Bonus: Siz stresliyseniz, köpeğiniz de strese girer.
Tüm bunların yanı sıra araştırmalar, köpeklerin, sahiplerinin ruh hâllerini yansıttığı sonucunu ortaya çıkardı. Kısacası, siz stresliyseniz, büyük ihtimalle tüylü dostunuz da sizin gibi strese girecektir. Bilim insanları, bu durumu belirleyebilmek için araştırmada yer alan hem köpeklerin hem de sahiplerinin stres hormonu olan kortizol seviyelerini ölçtü. Temel olarak, sonuçların her iki durumda da senkronize olduğunu buldular: Kortizol seviyesi yüksek olan insanların köpeklerinin de kortizol seviyesi yüksek çıktı. Düşük seviyelerde kortizol hormonu olan insanların köpeklerinin de kortizol seviyesinin düşük olduğu görüldü.
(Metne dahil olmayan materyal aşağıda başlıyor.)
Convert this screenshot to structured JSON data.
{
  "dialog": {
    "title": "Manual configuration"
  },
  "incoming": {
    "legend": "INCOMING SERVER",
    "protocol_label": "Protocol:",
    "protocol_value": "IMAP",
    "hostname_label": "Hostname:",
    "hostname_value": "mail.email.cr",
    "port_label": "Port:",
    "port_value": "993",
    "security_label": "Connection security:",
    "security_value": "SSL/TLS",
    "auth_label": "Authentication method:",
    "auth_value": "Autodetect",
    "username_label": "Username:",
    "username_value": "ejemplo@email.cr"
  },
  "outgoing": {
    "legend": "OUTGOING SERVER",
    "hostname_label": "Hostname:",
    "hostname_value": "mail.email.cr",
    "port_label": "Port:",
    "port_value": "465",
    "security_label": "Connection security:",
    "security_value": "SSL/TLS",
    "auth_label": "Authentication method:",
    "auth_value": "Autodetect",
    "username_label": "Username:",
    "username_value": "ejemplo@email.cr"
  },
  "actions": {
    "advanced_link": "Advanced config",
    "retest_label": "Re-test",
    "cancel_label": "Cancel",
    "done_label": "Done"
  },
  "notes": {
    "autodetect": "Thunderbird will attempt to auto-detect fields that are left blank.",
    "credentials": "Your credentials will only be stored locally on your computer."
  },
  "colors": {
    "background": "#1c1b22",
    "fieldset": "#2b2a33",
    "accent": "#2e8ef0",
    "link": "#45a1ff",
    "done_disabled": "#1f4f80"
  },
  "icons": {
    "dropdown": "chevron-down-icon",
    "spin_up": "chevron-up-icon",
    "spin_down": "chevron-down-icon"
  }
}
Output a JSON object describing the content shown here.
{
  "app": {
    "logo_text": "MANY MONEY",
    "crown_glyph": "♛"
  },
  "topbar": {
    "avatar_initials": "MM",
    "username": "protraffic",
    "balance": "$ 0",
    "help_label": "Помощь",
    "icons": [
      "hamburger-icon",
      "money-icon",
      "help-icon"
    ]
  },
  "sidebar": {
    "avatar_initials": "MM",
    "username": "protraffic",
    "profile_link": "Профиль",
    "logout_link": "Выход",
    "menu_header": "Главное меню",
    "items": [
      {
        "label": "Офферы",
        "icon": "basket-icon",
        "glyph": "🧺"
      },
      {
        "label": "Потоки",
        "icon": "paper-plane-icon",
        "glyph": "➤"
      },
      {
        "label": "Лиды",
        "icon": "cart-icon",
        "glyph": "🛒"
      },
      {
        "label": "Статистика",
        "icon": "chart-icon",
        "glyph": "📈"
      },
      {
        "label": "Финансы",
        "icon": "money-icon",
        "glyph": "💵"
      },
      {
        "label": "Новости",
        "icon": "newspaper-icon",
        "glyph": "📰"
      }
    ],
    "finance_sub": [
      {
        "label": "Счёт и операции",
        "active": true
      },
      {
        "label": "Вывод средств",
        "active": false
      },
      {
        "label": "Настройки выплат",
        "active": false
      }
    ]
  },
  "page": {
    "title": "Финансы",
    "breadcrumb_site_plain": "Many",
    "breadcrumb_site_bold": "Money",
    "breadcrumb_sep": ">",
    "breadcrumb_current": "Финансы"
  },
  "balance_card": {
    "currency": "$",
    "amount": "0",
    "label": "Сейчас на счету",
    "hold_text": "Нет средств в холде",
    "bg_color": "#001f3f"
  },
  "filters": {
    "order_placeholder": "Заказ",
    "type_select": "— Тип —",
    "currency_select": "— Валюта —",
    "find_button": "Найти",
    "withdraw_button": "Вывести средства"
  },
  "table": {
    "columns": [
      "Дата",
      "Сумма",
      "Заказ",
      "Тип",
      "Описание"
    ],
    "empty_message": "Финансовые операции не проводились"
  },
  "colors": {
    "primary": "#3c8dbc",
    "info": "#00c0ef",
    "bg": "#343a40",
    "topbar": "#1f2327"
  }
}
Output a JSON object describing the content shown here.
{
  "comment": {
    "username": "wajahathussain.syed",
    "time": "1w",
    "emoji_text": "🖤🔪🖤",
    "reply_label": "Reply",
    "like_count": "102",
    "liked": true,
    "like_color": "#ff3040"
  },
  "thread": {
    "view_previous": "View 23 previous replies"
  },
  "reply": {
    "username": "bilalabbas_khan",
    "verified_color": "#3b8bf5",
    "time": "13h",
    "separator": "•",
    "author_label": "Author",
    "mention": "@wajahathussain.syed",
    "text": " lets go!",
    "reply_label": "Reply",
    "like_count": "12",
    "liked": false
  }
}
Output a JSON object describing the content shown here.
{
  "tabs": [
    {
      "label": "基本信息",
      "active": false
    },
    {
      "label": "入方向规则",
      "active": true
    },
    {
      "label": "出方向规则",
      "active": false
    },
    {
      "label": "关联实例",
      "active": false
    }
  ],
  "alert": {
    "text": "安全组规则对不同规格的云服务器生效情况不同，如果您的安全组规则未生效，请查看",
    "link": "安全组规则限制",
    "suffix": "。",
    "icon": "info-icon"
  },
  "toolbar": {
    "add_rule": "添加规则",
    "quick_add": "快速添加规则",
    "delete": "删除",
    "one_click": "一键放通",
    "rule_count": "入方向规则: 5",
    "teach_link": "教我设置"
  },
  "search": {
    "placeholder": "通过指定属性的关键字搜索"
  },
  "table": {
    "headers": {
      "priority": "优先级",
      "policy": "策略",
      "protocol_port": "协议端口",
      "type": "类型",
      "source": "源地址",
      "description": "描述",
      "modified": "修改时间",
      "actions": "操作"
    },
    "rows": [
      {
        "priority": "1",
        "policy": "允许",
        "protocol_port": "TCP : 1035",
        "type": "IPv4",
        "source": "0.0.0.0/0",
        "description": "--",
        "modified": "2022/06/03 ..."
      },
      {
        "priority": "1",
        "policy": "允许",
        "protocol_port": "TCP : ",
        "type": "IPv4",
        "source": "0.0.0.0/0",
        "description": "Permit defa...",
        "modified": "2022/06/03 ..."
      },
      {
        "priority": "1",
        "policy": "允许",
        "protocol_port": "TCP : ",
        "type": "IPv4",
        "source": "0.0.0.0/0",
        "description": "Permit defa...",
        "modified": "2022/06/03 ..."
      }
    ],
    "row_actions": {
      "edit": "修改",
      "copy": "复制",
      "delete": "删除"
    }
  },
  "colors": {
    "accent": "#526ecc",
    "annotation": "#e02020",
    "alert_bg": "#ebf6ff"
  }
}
Bu sonuçlar, insanlar ve köpekleri arasındaki bağın ne kadar güçlü olduğunu vurguluyor. Ayrıca, köpeklerimizin sağlığına nasıl daha iyi bakabileceğimiz konusunda farkındalık yaratmaya da yardımcı oluyor. Buna, kendi iyiliğimizi gerçekten önemseyerek başlamalıyız. Yani, evcil hayvanınızın farklı davrandığını fark ederseniz, kendinize nasıl hissettiğinizi sorabilir ve rahatlamanın yollarını arayabilirsiniz. Ardından, ikinizde arkadaşlığınızı doya doya yaşamaya devam edebilirsiniz.
Normalde yaptığımız başka hangi hareketler köpeklerimizi strese sokuyor olabilir? Siz küçük arkadaşınızın daha iyi hissetmesi için neler yapıyorsunuz? Bu arada, köpeğinizin sağlığıyla ilgili herhangi bir şüpheniz ya da sorunuz varsa, emin olabilmek için bir veterinere danışmanın her zaman en iyi seçenek olduğunu unutmayın.